The floodwaters carried decomposed granite and other sediment down the steep hillsides that surround the town, causing debris to build up in drainage areas and around homes and businesses, according to many reports
“Really the biggest priority has just been pulling in as much outside resources as possible,” said Wells.
As for response to the work by local residents, Wells admitted the reaction has been mixed. “It really depends on whom you talk to. If you can’t access your driveway, it is pretty tough,” said wells.
“We have 13 miles of dirt roads and they were all damaged,” said Green Mountain Falls Mayor Jan Newberry in a report in The (Colorado Springs) Gazette. “Some roads were considered impassible for the first couple of days until we got people out there working on them.”
Roads and properties that were damaged the most were sections of Belvidere, El Paso and Ute Pass. Several roads, and mini-alleys were completely destroyed and shut down for indefinite periods.
“We are hoping for some dry weather,” said Wells. With an annual budget of only $600,o00 and limited manpower, he contended that the town faces a daunting challenge.
In Manitou Springs alone, the damages are estimated at well more than $1.5 million.
Manitou Avenue, which was closed early last week, just northwest of the traffic circle at Ruxton Avenue, will remain shut down for several months. Crews are faced with the tasks of repairing damaged culverts, along with the sinkhole, has made the road unsafe to drive, according to officials from the Colorado Department of Transportation.
The big question hinges on whether both Manitou Springs and Green Mountain Falls can qualify for disaster funds. State officials met with the Federal Emergency Management Agency (FEMA) last week.
If the storm’s damage exceeds the $7.7 million range combined in uninsured private and public losses, the prospects look possible for federal aid.
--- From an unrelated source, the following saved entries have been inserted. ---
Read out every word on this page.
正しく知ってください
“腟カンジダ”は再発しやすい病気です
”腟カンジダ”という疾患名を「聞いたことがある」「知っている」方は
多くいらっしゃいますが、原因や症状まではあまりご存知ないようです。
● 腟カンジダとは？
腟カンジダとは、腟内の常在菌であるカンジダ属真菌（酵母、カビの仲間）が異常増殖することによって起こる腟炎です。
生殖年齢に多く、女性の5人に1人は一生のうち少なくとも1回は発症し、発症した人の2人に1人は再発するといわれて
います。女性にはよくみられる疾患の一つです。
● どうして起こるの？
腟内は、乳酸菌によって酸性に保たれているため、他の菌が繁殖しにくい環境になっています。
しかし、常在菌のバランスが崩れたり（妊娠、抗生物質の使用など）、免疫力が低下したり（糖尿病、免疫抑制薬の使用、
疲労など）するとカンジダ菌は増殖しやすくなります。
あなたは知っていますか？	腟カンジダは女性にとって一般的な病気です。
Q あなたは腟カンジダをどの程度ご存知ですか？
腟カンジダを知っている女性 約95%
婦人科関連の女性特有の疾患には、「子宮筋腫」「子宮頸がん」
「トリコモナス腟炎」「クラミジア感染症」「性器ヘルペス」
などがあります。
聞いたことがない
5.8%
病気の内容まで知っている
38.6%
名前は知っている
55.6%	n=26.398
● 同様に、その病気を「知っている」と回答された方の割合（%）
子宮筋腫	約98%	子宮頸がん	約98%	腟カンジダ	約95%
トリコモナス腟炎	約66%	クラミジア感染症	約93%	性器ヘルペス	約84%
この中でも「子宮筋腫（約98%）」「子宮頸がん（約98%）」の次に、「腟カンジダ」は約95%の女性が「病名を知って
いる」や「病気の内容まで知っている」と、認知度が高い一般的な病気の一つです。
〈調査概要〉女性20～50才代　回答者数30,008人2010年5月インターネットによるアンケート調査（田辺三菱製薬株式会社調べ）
County officials are optimistic about meeting this threshold.
“If the state goes forward with its disaster declaration and it is accepted by FEMA, it could make available federal funding sources to assist in putting things back together as well as some possible state funding that is tied to emergencies,” said David Rose, a spokesman for El Paso County.
That could amount to a big bonus for Green Mountain Falls and Manitou Springs.